Terdapat beberapa tips untuk mencegah gejala maag yang kambuh pada saat berpuasa. Mengambil pernyataan dari (Dinas Kesehatan Kulon Progo, 2021) beberapa tips untuk mencegah penyakit maag kambuh pada saat berpuasa yaitu dengan tidak melewatkan sahur, melewatkan sahur dapat memperparah kondisi asam lambung karena perut akan dalam keadaan kosong dalam waktu yang lama, mulai dari pagi hari sampai dengan sore hari. Kemudian menghindari makanan yang dapat memicu maag seperti makanan berlemak, asam, dan pedas. Mengurangi konsumsi minuman berkafein dan bersoda.
Melakukan istirahat yang cukup dan mengendalikan emosi selama berpuasa. Mengurangi rokok dan obat maag. Dan yang terakhir yaitu berbuka puasa tepat waktu dengan perlahan dan porsi yang tidak terlalu banyak. Makan dengan cepat dapat menyebabkan banyak udara masuk ke saluran pencernaan sedangkan makan dengan porsi berlebihan dapat membuat perut penuh sehingga akan memicu rasa begah dan maag.
KESIMPULAN
Berpuasa merupakan kegiatan menahan hal yang dapat membatalkan puasa seperti makan dan minum mulai dari terbitnya fajar sampai dengan tenggelamnya matahari. Kegiatan berpuasa ini memiliki pengaruh yang baik terhadap penyakit maag. Dengan berpuasa gejala penyakit maag akan lebih rendah presentase kambuhnya.
Hal ini dikarenakan kita akan lebih membatasi dan mengontrol faktor penyebab penyakit maag. Penderita maag dalam melakukan kegiatan berpuasa harus lebih berhati-hati dan sebaiknya dilakukan konsultasi terhadap dokter terlebih dahulu apabila penyakit maag yang diderita sudah parah.
DAFTAR PUSTAKA
Dewantoro, Agung. 2019. Hubungan Pola Makan dan Pemakaian Obat Anti Inflamasi Dengan Kejadian Gastritis di Puskesmas Tanjung Pinang Kota Jambi Tahun 2016. Jurnal Farmacia, 1(2) : 1-6.

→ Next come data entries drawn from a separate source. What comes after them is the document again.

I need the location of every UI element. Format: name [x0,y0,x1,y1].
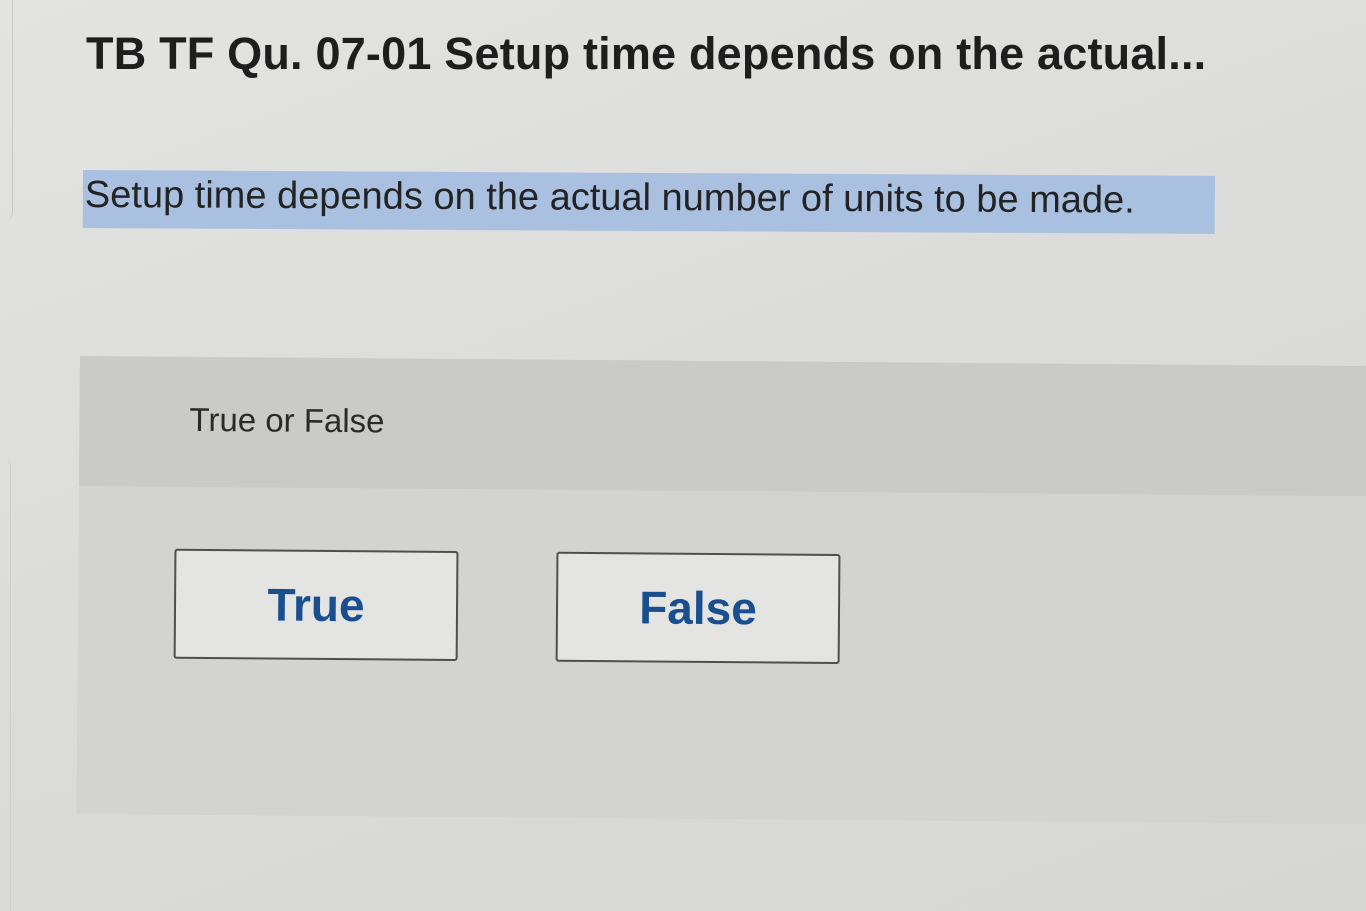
false-button-label: False [639,581,758,635]
true-button-label: True [267,578,365,632]
question-prompt: Setup time depends on the actual number … [84,174,1135,222]
question-prompt-highlight: Setup time depends on the actual number … [82,170,1215,234]
answer-panel-header: True or False [78,356,1366,497]
false-button[interactable]: False [555,551,841,664]
true-button[interactable]: True [173,548,459,661]
left-border-decoration-lower [0,460,11,911]
left-border-decoration [0,0,13,220]
question-title: TB TF Qu. 07-01 Setup time depends on th… [86,28,1207,79]
answer-type-label: True or False [189,400,385,440]
answer-panel: True or False True False [76,356,1366,825]
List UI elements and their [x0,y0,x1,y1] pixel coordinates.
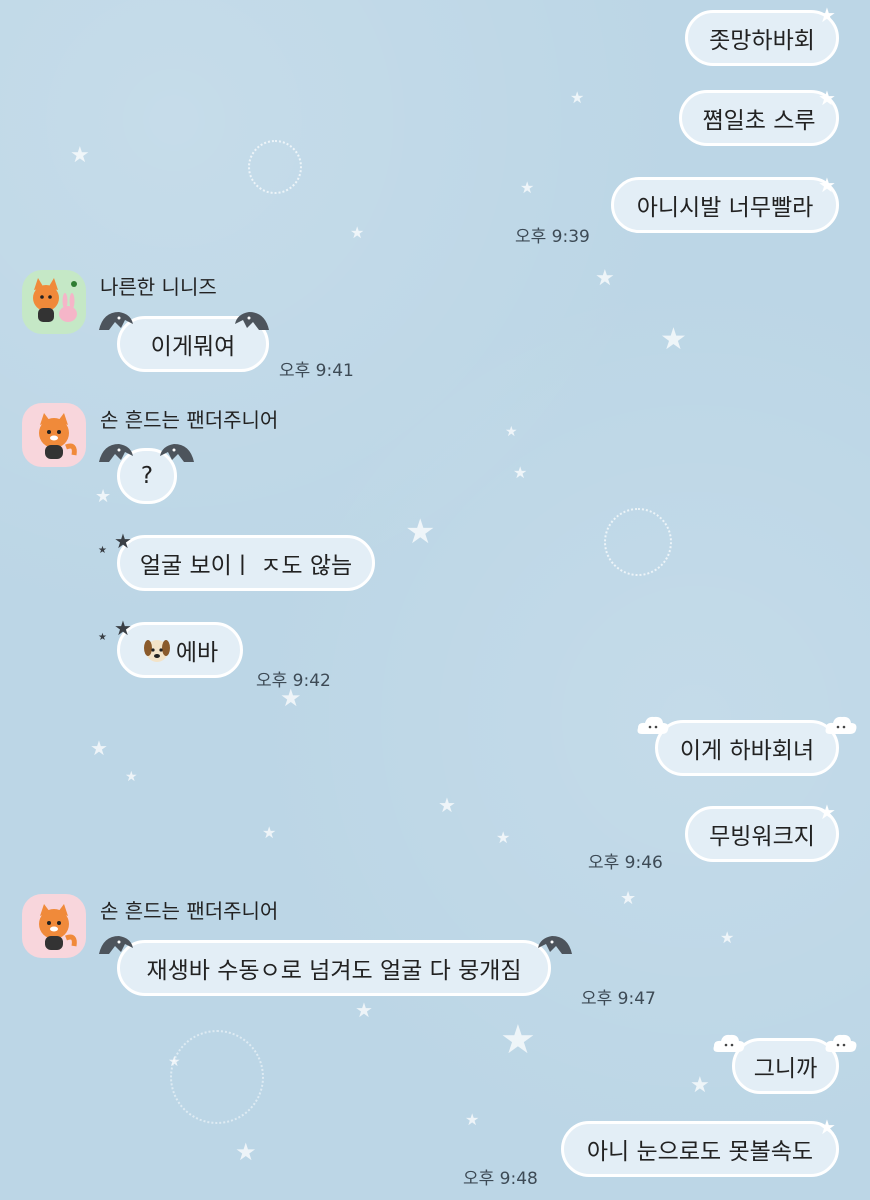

Dinas Kesehatan Kabupaten Kulon Progo. 2021. “Puasa Bagi Penderita Penyakit Lambung”, https://dinkes.kulonprogokab.go.id/detil/812/puasa-bagi-penderita-penyakit-lambung, diakses pada Minggu, 5 Juni 2022.

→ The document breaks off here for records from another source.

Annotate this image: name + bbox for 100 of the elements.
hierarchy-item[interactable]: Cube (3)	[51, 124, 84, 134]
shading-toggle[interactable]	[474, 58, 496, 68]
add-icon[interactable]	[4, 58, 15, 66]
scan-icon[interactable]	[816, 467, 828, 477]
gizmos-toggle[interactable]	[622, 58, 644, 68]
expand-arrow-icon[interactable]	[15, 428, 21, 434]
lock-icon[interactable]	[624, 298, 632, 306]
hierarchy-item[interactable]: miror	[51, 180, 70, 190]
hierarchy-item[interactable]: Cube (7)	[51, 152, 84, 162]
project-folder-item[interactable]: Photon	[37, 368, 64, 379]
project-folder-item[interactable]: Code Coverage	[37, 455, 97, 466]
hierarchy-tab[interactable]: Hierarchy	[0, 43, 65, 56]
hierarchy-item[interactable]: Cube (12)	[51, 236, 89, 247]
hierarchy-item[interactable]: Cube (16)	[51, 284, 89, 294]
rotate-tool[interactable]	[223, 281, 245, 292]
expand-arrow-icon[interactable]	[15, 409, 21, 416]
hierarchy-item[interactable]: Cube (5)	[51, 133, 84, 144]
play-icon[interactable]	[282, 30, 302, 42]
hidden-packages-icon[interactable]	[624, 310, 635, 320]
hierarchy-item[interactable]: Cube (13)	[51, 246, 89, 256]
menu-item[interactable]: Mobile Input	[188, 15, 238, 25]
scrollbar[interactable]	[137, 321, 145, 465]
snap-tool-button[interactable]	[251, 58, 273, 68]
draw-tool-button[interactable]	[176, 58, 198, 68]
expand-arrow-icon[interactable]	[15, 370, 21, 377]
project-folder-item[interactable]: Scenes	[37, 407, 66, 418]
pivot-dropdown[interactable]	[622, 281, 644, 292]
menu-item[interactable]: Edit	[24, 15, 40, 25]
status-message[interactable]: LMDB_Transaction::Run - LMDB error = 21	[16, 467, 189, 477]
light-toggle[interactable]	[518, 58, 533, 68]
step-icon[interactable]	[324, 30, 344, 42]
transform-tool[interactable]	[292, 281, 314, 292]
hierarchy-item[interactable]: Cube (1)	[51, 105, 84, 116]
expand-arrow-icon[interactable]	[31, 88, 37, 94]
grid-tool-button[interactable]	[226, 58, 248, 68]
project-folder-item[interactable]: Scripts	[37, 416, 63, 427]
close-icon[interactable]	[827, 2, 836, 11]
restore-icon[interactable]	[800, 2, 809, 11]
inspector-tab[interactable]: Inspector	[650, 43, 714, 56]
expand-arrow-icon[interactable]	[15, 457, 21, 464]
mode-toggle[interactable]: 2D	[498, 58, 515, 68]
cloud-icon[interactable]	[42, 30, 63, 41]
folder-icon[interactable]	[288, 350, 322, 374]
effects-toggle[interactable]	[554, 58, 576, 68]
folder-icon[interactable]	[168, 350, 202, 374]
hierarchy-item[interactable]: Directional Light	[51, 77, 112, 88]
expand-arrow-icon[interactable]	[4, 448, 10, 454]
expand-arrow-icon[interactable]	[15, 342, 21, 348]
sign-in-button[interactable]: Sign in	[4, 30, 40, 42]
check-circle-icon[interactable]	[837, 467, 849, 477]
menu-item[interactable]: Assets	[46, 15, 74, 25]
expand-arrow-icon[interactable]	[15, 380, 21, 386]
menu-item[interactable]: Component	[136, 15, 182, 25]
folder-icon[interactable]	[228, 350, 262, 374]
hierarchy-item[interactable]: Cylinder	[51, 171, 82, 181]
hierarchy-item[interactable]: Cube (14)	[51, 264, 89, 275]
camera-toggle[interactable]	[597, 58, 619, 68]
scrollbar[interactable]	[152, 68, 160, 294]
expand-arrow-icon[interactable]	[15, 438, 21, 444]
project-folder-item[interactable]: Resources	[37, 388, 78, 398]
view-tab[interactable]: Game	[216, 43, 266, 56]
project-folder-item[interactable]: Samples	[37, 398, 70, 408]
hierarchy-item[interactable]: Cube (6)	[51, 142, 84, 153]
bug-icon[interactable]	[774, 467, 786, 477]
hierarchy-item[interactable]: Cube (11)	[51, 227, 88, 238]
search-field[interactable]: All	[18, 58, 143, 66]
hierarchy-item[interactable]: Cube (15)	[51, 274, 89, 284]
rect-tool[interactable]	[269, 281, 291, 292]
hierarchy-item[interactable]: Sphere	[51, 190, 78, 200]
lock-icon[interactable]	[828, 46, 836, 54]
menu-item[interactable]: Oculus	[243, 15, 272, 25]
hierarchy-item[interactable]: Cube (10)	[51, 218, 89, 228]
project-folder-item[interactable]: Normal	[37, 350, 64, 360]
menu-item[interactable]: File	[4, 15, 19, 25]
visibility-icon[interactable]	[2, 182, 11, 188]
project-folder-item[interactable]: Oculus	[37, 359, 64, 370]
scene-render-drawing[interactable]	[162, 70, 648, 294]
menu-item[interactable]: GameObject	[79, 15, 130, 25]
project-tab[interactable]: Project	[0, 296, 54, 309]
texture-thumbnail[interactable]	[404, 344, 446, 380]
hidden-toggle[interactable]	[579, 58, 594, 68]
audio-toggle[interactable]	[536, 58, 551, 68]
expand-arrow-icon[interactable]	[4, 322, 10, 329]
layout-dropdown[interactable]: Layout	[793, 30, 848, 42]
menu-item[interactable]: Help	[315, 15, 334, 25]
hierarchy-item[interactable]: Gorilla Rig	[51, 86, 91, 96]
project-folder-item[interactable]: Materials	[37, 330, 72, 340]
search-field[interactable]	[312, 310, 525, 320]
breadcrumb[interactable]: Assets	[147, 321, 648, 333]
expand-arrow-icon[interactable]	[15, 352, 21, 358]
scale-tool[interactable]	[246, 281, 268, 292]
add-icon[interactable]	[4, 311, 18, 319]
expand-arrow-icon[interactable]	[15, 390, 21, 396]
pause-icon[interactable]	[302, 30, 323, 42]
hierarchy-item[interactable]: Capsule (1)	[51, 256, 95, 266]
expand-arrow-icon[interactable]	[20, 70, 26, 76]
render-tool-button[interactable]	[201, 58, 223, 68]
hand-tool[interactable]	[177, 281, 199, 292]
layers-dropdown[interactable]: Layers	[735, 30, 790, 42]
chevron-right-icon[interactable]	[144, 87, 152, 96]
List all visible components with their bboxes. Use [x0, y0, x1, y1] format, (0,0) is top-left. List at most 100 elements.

Firmansyah, M. 2015. Pengaruh Puasa Ramadhan pada Beberapa Kondisi Kesehatan. CDK, 42(7) : 510-515.
Indra, S. 2016. “Rumor dan Mitos Seputar Ramadhan” dalam Mitra Keluarga, Juni, XVII. Jakarta : Mitra Keluarga Grup.

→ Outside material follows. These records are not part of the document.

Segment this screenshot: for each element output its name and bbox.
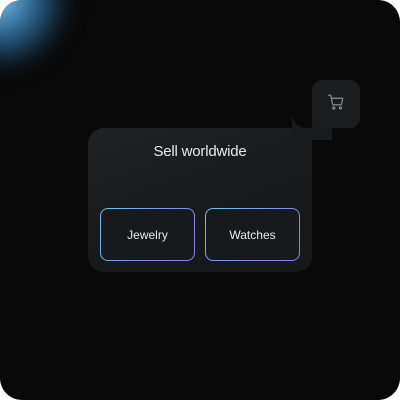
card-title: Sell worldwide xyxy=(153,143,247,160)
corner-glow xyxy=(0,0,80,80)
jewelry-chip[interactable]: Jewelry xyxy=(100,208,195,261)
cart-button[interactable] xyxy=(312,80,360,128)
watches-chip[interactable]: Watches xyxy=(205,208,300,261)
canvas: Sell worldwide Jewelry Watches xyxy=(0,0,400,400)
card-notch xyxy=(292,92,312,128)
shopping-cart-icon xyxy=(327,93,345,116)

Mulat, T.C. 2016. Tingkat Pengetahuan dan Sikap Masyarakat Terhadap Penyakit Gastritis di Wilayah Kerja Puskesmas Barombong Kota Makassar. JKSHSK, 1(1) : 874-883.
Novitasary, A., Yusuf, S., dan Cece, S, I. 2017. Faktor Determinan Gastritis Klinis pada Mahasiswa di Fakultas Kesehatan Masyarakat Universitas Halu Oleo Tahun 2016. Jurnal Ilmiah Mahasiswa Kesehatan Masyarakat, 2(6) : 1-11.
Yusfar dan Ariyanti. 2019. Hubungan Faktor Resiko Gastritis dengan Kejadian Gastritis Pada Siswa-Siswa SMA dan SMK. Healthy Journal, 8(1) : 9-21.